Assistanat à la scénographie : Véronique Chazal

Une production Théâtre Gérard Philipe, centre dramatique national de Saint-Denis

Coproduction Les Théâtres de la Ville de Luxembourg, TKM Théâtre Kléber-Méleau, Renens, Théâtre de Caen, La Criée – Théâtre national de Marseille.

17 novembre 2018 au Théâtre Gérard Philipe à Saint-Denis

Adapter Proust au théâtre est une entreprise aussi démesurée que déraisonnable, comme en témoigne la récente tentative infructueuse de Krzysztof Warlikowski à Chaillot, cherchant dans la multiplicité des identités une manière de mettre en scène toutes les facettes de la mondanité proustienne. Antithèse parfaite de cette production décevante, "Un instant" de Jean Bellorini concentre sa mise en scène sur deux acteurs, naviguant dans un réseau d'échos et de correspondances intimes. Cette approche mêle au parcours mémoriel de la Recherche des éléments empruntés à la propre histoire des deux interprètes, Hélène Patarot et Camille de La Guillonnière. Spectacle délicat et puissant, "un instant" explore avec brio la naissance d'un univers intime né de la rencontre entre les objets et les êtres – moment à la fois fugace et suspendu qui pénètre l'essence de la narration.

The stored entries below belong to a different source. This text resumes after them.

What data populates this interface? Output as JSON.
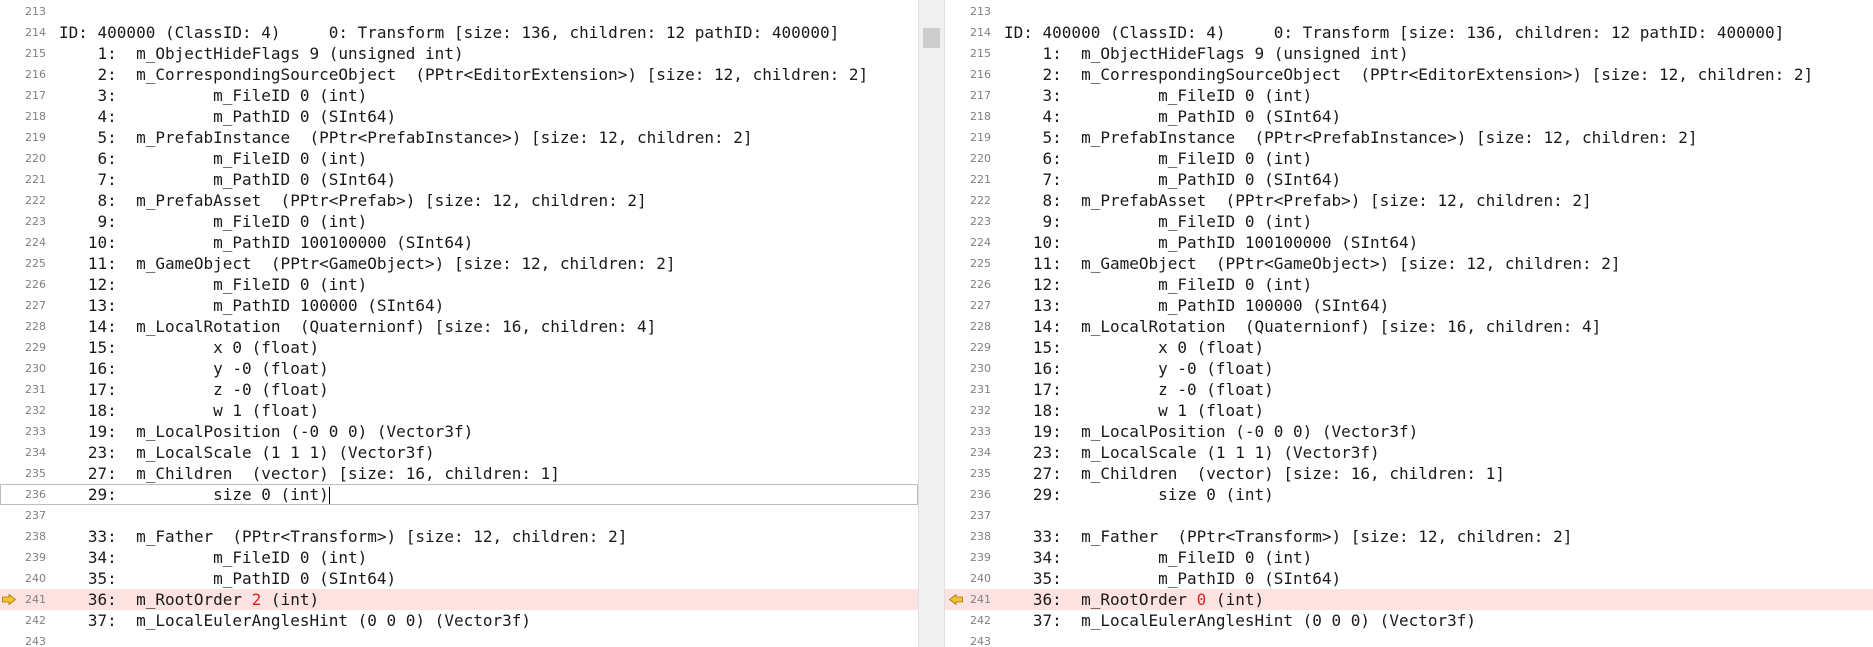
{
  "left": {
    "lines": [
      {
        "num": "213",
        "text": ""
      },
      {
        "num": "214",
        "text": "ID: 400000 (ClassID: 4)     0: Transform [size: 136, children: 12 pathID: 400000]"
      },
      {
        "num": "215",
        "text": "    1:  m_ObjectHideFlags 9 (unsigned int)"
      },
      {
        "num": "216",
        "text": "    2:  m_CorrespondingSourceObject  (PPtr<EditorExtension>) [size: 12, children: 2]"
      },
      {
        "num": "217",
        "text": "    3:          m_FileID 0 (int)"
      },
      {
        "num": "218",
        "text": "    4:          m_PathID 0 (SInt64)"
      },
      {
        "num": "219",
        "text": "    5:  m_PrefabInstance  (PPtr<PrefabInstance>) [size: 12, children: 2]"
      },
      {
        "num": "220",
        "text": "    6:          m_FileID 0 (int)"
      },
      {
        "num": "221",
        "text": "    7:          m_PathID 0 (SInt64)"
      },
      {
        "num": "222",
        "text": "    8:  m_PrefabAsset  (PPtr<Prefab>) [size: 12, children: 2]"
      },
      {
        "num": "223",
        "text": "    9:          m_FileID 0 (int)"
      },
      {
        "num": "224",
        "text": "   10:          m_PathID 100100000 (SInt64)"
      },
      {
        "num": "225",
        "text": "   11:  m_GameObject  (PPtr<GameObject>) [size: 12, children: 2]"
      },
      {
        "num": "226",
        "text": "   12:          m_FileID 0 (int)"
      },
      {
        "num": "227",
        "text": "   13:          m_PathID 100000 (SInt64)"
      },
      {
        "num": "228",
        "text": "   14:  m_LocalRotation  (Quaternionf) [size: 16, children: 4]"
      },
      {
        "num": "229",
        "text": "   15:          x 0 (float)"
      },
      {
        "num": "230",
        "text": "   16:          y -0 (float)"
      },
      {
        "num": "231",
        "text": "   17:          z -0 (float)"
      },
      {
        "num": "232",
        "text": "   18:          w 1 (float)"
      },
      {
        "num": "233",
        "text": "   19:  m_LocalPosition (-0 0 0) (Vector3f)"
      },
      {
        "num": "234",
        "text": "   23:  m_LocalScale (1 1 1) (Vector3f)"
      },
      {
        "num": "235",
        "text": "   27:  m_Children  (vector) [size: 16, children: 1]"
      },
      {
        "num": "236",
        "text": "   29:          size 0 (int)"
      },
      {
        "num": "237",
        "text": ""
      },
      {
        "num": "238",
        "text": "   33:  m_Father  (PPtr<Transform>) [size: 12, children: 2]"
      },
      {
        "num": "239",
        "text": "   34:          m_FileID 0 (int)"
      },
      {
        "num": "240",
        "text": "   35:          m_PathID 0 (SInt64)"
      },
      {
        "num": "241",
        "pre": "   36:  m_RootOrder ",
        "hl": "2",
        "post": " (int)"
      },
      {
        "num": "242",
        "text": "   37:  m_LocalEulerAnglesHint (0 0 0) (Vector3f)"
      },
      {
        "num": "243",
        "text": ""
      }
    ]
  },
  "right": {
    "lines": [
      {
        "num": "213",
        "text": ""
      },
      {
        "num": "214",
        "text": "ID: 400000 (ClassID: 4)     0: Transform [size: 136, children: 12 pathID: 400000]"
      },
      {
        "num": "215",
        "text": "    1:  m_ObjectHideFlags 9 (unsigned int)"
      },
      {
        "num": "216",
        "text": "    2:  m_CorrespondingSourceObject  (PPtr<EditorExtension>) [size: 12, children: 2]"
      },
      {
        "num": "217",
        "text": "    3:          m_FileID 0 (int)"
      },
      {
        "num": "218",
        "text": "    4:          m_PathID 0 (SInt64)"
      },
      {
        "num": "219",
        "text": "    5:  m_PrefabInstance  (PPtr<PrefabInstance>) [size: 12, children: 2]"
      },
      {
        "num": "220",
        "text": "    6:          m_FileID 0 (int)"
      },
      {
        "num": "221",
        "text": "    7:          m_PathID 0 (SInt64)"
      },
      {
        "num": "222",
        "text": "    8:  m_PrefabAsset  (PPtr<Prefab>) [size: 12, children: 2]"
      },
      {
        "num": "223",
        "text": "    9:          m_FileID 0 (int)"
      },
      {
        "num": "224",
        "text": "   10:          m_PathID 100100000 (SInt64)"
      },
      {
        "num": "225",
        "text": "   11:  m_GameObject  (PPtr<GameObject>) [size: 12, children: 2]"
      },
      {
        "num": "226",
        "text": "   12:          m_FileID 0 (int)"
      },
      {
        "num": "227",
        "text": "   13:          m_PathID 100000 (SInt64)"
      },
      {
        "num": "228",
        "text": "   14:  m_LocalRotation  (Quaternionf) [size: 16, children: 4]"
      },
      {
        "num": "229",
        "text": "   15:          x 0 (float)"
      },
      {
        "num": "230",
        "text": "   16:          y -0 (float)"
      },
      {
        "num": "231",
        "text": "   17:          z -0 (float)"
      },
      {
        "num": "232",
        "text": "   18:          w 1 (float)"
      },
      {
        "num": "233",
        "text": "   19:  m_LocalPosition (-0 0 0) (Vector3f)"
      },
      {
        "num": "234",
        "text": "   23:  m_LocalScale (1 1 1) (Vector3f)"
      },
      {
        "num": "235",
        "text": "   27:  m_Children  (vector) [size: 16, children: 1]"
      },
      {
        "num": "236",
        "text": "   29:          size 0 (int)"
      },
      {
        "num": "237",
        "text": ""
      },
      {
        "num": "238",
        "text": "   33:  m_Father  (PPtr<Transform>) [size: 12, children: 2]"
      },
      {
        "num": "239",
        "text": "   34:          m_FileID 0 (int)"
      },
      {
        "num": "240",
        "text": "   35:          m_PathID 0 (SInt64)"
      },
      {
        "num": "241",
        "pre": "   36:  m_RootOrder ",
        "hl": "0",
        "post": " (int)"
      },
      {
        "num": "242",
        "text": "   37:  m_LocalEulerAnglesHint (0 0 0) (Vector3f)"
      },
      {
        "num": "243",
        "text": ""
      }
    ]
  },
  "diff_line": "241",
  "current_line": "236",
  "colors": {
    "diff_background": "#fde2e2",
    "diff_text": "#e02020",
    "arrow_fill": "#f2c230",
    "line_number": "#808080"
  },
  "icons": {
    "left_marker": "arrow-right-icon",
    "right_marker": "arrow-left-icon"
  }
}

Camille de La Guillonnière © Pascal Victor

"Un instant"… comme une main qui se lève ou un ami qui vous retient par la manche. Nous voilà happés, arrêtés – contraints de nous asseoir, de perdre notre temps, de nous perdre. Le cadre de scène nostalgiquement désuet de cette salle Roger Blin a des airs de Bouffes du Nord, que font mentir les neuves rangées de bancs de bois clair ponctués de coussins écarlates. Sur scène, un décor en deux parties : à jardin et un peu partout sur le sol de la scène, des amoncellements de chaises dont on devine qu'elles ont été empilées à la hâte, comme on débarrasse une salle de restaurant le soir, après le dernier service. À cour, une grande échelle tombant des cintres et perçant de haut en bas une chambre suspendue au-dessus du sol. Le Narrateur fait son apparition en descendant lentement cette échelle comme on pénètrerait pas-à-pas et ligne à ligne dans les profondeurs de la mémoire.

 

Partant du principe que le souvenir est ce mouvement de va-et-vient entre l'objet et la conscience individuelle, la question devient alors : que contient l'objet de nous-mêmes ? quelle part de l'objet dort en nous ? Le spectacle de Jean Bellorini met en scène cette relation circulaire qui structure la Recherche proustienne. Plutôt que de donner dans le récit in-extenso et la peinture mondaine, il réduit au dialogue entre deux personnages – le Narrateur et la Grand-mère – et réduit la trame narrative générale à une suite d'extraits du texte proustien. Ce couple se décline dans le roman et dans la vie avec le narrateur et Françoise ou bien Marcel Proust et Céleste Albaret. Jean Bellorini fait dialoguer fiction et réalité, montrant par exemple cette grand-mère assise, comme abattue par l'ennui ou le chagrin et dont on découvre qu'il ne s'agit pas à proprement parler (du moins au début) de la Grand-mère de la Recherche. Parti sur le projet d'une visite du Narrateur à un praticien – laquelle visite étant le déclencheur de la remémoration et du récit autobiographique – Bellorini s'est orienté par la suite vers la rencontre de deux personnages qui revisitent chacun leurs passés respectifs. On se perd souvent dans ce parcours ininterrompu, passant des souvenirs d'une enfance marquée par la guerre d'Indochine et l'exil à ceux, bien connus, de Combray et la géographie des noms de lieux. Des traits d'unions surgissent à l'improviste dans la densité brouillonne de ces allusions au Berry, à la cuisine vietnamienne, aux trois petits coups que l'on frappe contre un mur ou encore une bottine que l'on relace. La langue fait défiler les images et les sons, dessinant les arabesques des deux trajectoires mémorielles. C'est alors l'apparition du thème de la mémoire que l'on déplie et que l'on explore, allusion proustienne aux origamis japonais que l'on plonge dans de l'eau et qui révèlent leurs formes cachées. C'est également le cas des papillotes qui déploient le texte dans des fameux méandres digressifs – méthode utilisée par Proust pour trouver une forme de commodité à l'expansion perpétuelle de son manuscrit. Bellorini emprunte à la rêverie et au surgissement surréaliste pour montrer ces empilements de chaises qui se déplient à l'arrière-scène ou le lit-picot, surgissement du passé indochinois et réminiscence du divan de la psychanalyse, que la grand-mère déplie pour s'y allonger.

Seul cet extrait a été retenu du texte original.